18th November 2022
MEDIA RELEASE ON THE COURT OF APPPEAL DECISION IN ABAYO JOSEPH WAIGO V ASERUA JACKLINE
The Women’s Probono Initiative has analyzed the recent Court of Appeal judgement in the case of Ambayo Joseph Waigo vs. Aserua Jackline, Civil Appeal No. 100 of 2015. We acknowledge that there are some protective principles laid out in the case, however from the feminist perspective, we flinch on the decision’s regressive aspects.

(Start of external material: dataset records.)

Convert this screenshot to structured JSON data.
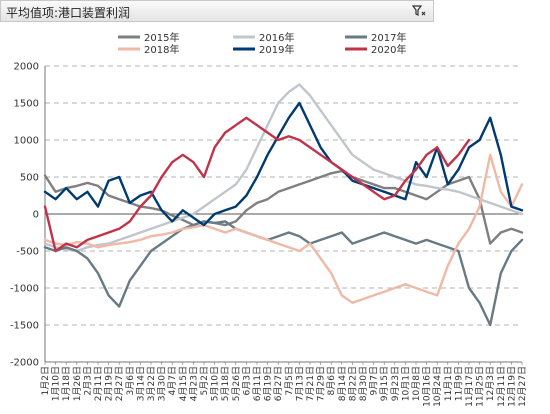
{
  "header": {
    "title": "平均值项:港口装置利润",
    "filter_icon": "filter-icon"
  },
  "chart_data": {
    "type": "line",
    "title": "",
    "xlabel": "",
    "ylabel": "",
    "ylim": [
      -2000,
      2000
    ],
    "yticks": [
      2000,
      1500,
      1000,
      500,
      0,
      -500,
      -1000,
      -1500,
      -2000
    ],
    "grid": true,
    "legend_position": "top",
    "x_ticks": [
      "1月2日",
      "1月10日",
      "1月18日",
      "1月26日",
      "2月3日",
      "2月11日",
      "2月19日",
      "2月27日",
      "3月6日",
      "3月14日",
      "3月22日",
      "3月30日",
      "4月7日",
      "4月15日",
      "4月23日",
      "5月2日",
      "5月10日",
      "5月18日",
      "5月26日",
      "6月3日",
      "6月11日",
      "6月19日",
      "6月27日",
      "7月5日",
      "7月13日",
      "7月21日",
      "7月29日",
      "8月6日",
      "8月14日",
      "8月22日",
      "8月30日",
      "9月7日",
      "9月15日",
      "9月23日",
      "10月1日",
      "10月8日",
      "10月16日",
      "10月24日",
      "11月1日",
      "11月9日",
      "11月17日",
      "11月25日",
      "12月3日",
      "12月11日",
      "12月19日",
      "12月27日"
    ],
    "series": [
      {
        "name": "2015年",
        "color": "#7f7f7f",
        "values": [
          520,
          300,
          350,
          380,
          420,
          380,
          250,
          200,
          150,
          100,
          80,
          50,
          -20,
          -80,
          -150,
          -100,
          -120,
          -150,
          -100,
          50,
          150,
          200,
          300,
          350,
          400,
          450,
          500,
          550,
          580,
          500,
          450,
          400,
          350,
          350,
          300,
          250,
          200,
          300,
          400,
          450,
          500,
          200,
          -400,
          -250,
          -200,
          -250
        ]
      },
      {
        "name": "2016年",
        "color": "#c0c6cc",
        "values": [
          -400,
          -450,
          -480,
          -500,
          -450,
          -420,
          -400,
          -350,
          -300,
          -250,
          -200,
          -150,
          -100,
          -50,
          0,
          100,
          200,
          300,
          400,
          600,
          900,
          1200,
          1500,
          1650,
          1750,
          1600,
          1400,
          1200,
          1000,
          800,
          700,
          600,
          550,
          500,
          450,
          400,
          380,
          350,
          330,
          300,
          250,
          200,
          150,
          100,
          50,
          0
        ]
      },
      {
        "name": "2017年",
        "color": "#687a84",
        "values": [
          -450,
          -500,
          -450,
          -500,
          -600,
          -800,
          -1100,
          -1250,
          -900,
          -700,
          -500,
          -400,
          -300,
          -200,
          -150,
          -100,
          -120,
          -100,
          -200,
          -250,
          -300,
          -350,
          -300,
          -250,
          -300,
          -400,
          -350,
          -300,
          -250,
          -400,
          -350,
          -300,
          -250,
          -300,
          -350,
          -400,
          -350,
          -400,
          -450,
          -500,
          -1000,
          -1200,
          -1500,
          -800,
          -500,
          -350
        ]
      },
      {
        "name": "2018年",
        "color": "#f0b9a6",
        "values": [
          -350,
          -400,
          -420,
          -380,
          -400,
          -450,
          -420,
          -400,
          -380,
          -350,
          -300,
          -280,
          -250,
          -200,
          -180,
          -150,
          -200,
          -250,
          -200,
          -250,
          -300,
          -350,
          -400,
          -450,
          -500,
          -400,
          -600,
          -800,
          -1100,
          -1200,
          -1150,
          -1100,
          -1050,
          -1000,
          -950,
          -1000,
          -1050,
          -1100,
          -700,
          -400,
          -200,
          100,
          800,
          300,
          100,
          400
        ]
      },
      {
        "name": "2019年",
        "color": "#003a70",
        "values": [
          300,
          200,
          350,
          200,
          300,
          100,
          450,
          500,
          150,
          250,
          300,
          50,
          -100,
          50,
          -50,
          -150,
          0,
          50,
          100,
          250,
          500,
          800,
          1050,
          1300,
          1500,
          1200,
          900,
          700,
          600,
          450,
          400,
          350,
          300,
          250,
          200,
          700,
          500,
          900,
          400,
          600,
          900,
          1000,
          1300,
          800,
          100,
          50
        ]
      },
      {
        "name": "2020年",
        "color": "#c0334a",
        "values": [
          100,
          -500,
          -400,
          -450,
          -350,
          -300,
          -250,
          -200,
          -100,
          100,
          250,
          500,
          700,
          800,
          700,
          500,
          900,
          1100,
          1200,
          1300,
          1200,
          1100,
          1000,
          1050,
          1000,
          900,
          800,
          700,
          600,
          500,
          400,
          300,
          200,
          250,
          450,
          600,
          800,
          900,
          650,
          800,
          1000,
          null,
          null,
          null,
          null,
          null
        ]
      }
    ]
  }
}
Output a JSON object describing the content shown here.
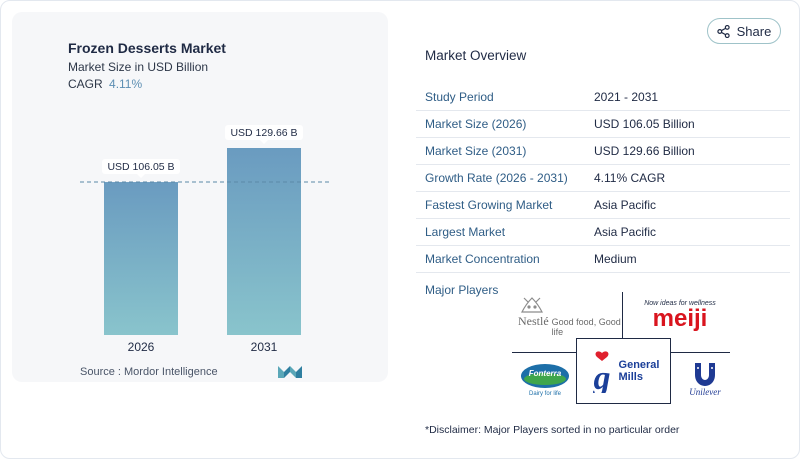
{
  "share": {
    "label": "Share"
  },
  "chart": {
    "title": "Frozen Desserts Market",
    "subtitle": "Market Size in USD Billion",
    "cagr_label": "CAGR",
    "cagr_value": "4.11%",
    "source": "Source :  Mordor Intelligence"
  },
  "chart_data": {
    "type": "bar",
    "categories": [
      "2026",
      "2031"
    ],
    "values": [
      106.05,
      129.66
    ],
    "data_labels": [
      "USD 106.05 B",
      "USD 129.66 B"
    ],
    "title": "Frozen Desserts Market",
    "subtitle": "Market Size in USD Billion",
    "xlabel": "",
    "ylabel": "",
    "ylim": [
      0,
      129.66
    ],
    "reference_line": 106.05,
    "grid": false,
    "colors": {
      "bar_top": "#6a9bc0",
      "bar_bottom": "#89c4cc",
      "ref_line": "#5b8aa8"
    }
  },
  "overview": {
    "title": "Market Overview",
    "rows": [
      {
        "label": "Study Period",
        "value": "2021 - 2031"
      },
      {
        "label": "Market Size (2026)",
        "value": "USD 106.05 Billion"
      },
      {
        "label": "Market Size (2031)",
        "value": "USD 129.66 Billion"
      },
      {
        "label": "Growth Rate (2026 - 2031)",
        "value": "4.11% CAGR"
      },
      {
        "label": "Fastest Growing Market",
        "value": "Asia Pacific"
      },
      {
        "label": "Largest Market",
        "value": "Asia Pacific"
      },
      {
        "label": "Market Concentration",
        "value": "Medium"
      }
    ]
  },
  "players": {
    "label": "Major Players",
    "nestle": {
      "name": "Nestlé",
      "tagline": "Good food, Good life"
    },
    "meiji": {
      "name": "meiji",
      "tagline": "Now ideas for wellness"
    },
    "fonterra": {
      "name": "Fonterra",
      "tagline": "Dairy for life"
    },
    "general_mills": {
      "line1": "General",
      "line2": "Mills"
    },
    "unilever": {
      "name": "Unilever"
    }
  },
  "disclaimer": "*Disclaimer: Major Players sorted in no particular order"
}
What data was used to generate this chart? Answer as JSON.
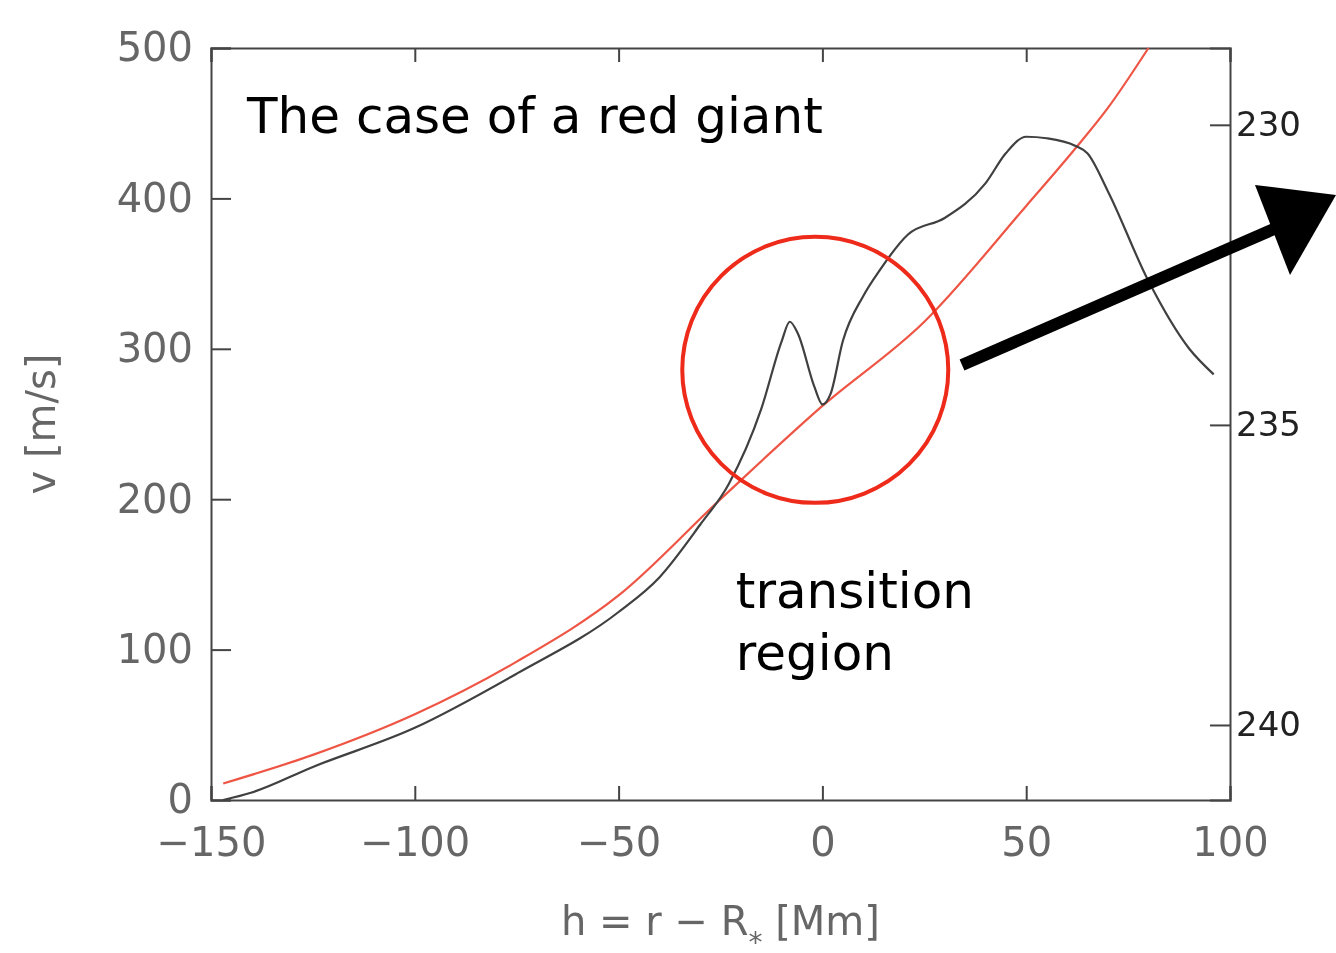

This is a manifestation of a bigger issue in our legal system’s failure to address the systemic discrimination of women. We agree with the principles in law set out by the justices that marriage does not give a spouse an automatic half-share in the matrimonial property and that a spouse’s share is dependent on his or her contribution. However, it is problematic that a wide discretion is left to judges to determine what percentage a spouse’s non- monetary contribution is valued at. This all stems from gaps in our legal framework. A case in point is the distribution of matrimonial property, where our Divorce Act fails to address current issues. The divorce act was enacted in 1904 and although it has been periodically amended, largely by case law, it has never undergone a comprehensive overhaul to update it for recent times. It therefore remains archaic and colonial in nature and the effects can be seen in how judges struggle to apply principles of equality.
Feminist authors have opined that under the present divorce system in which divorce awards neither close the earnings gap nor account for the full costs of child rearing, women are asked to “meet greater demands with fewer resources” than their former husbands. In light of this, the decision has a big bearing on subtle nuances of discrimination, GBV and the indignity allotted to women’s contributions in marital relationships.
Women’s efforts in the private sphere are grossly underestimated, undervalued by and large and is not taken into consideration especially in the evolving time where women can still birth children, nurture them and still go out to earn a living.
We therefore call for the overhaul of the Marriage Act and Divorce Act to deal with current issues and move away from the colonial and archaic laws.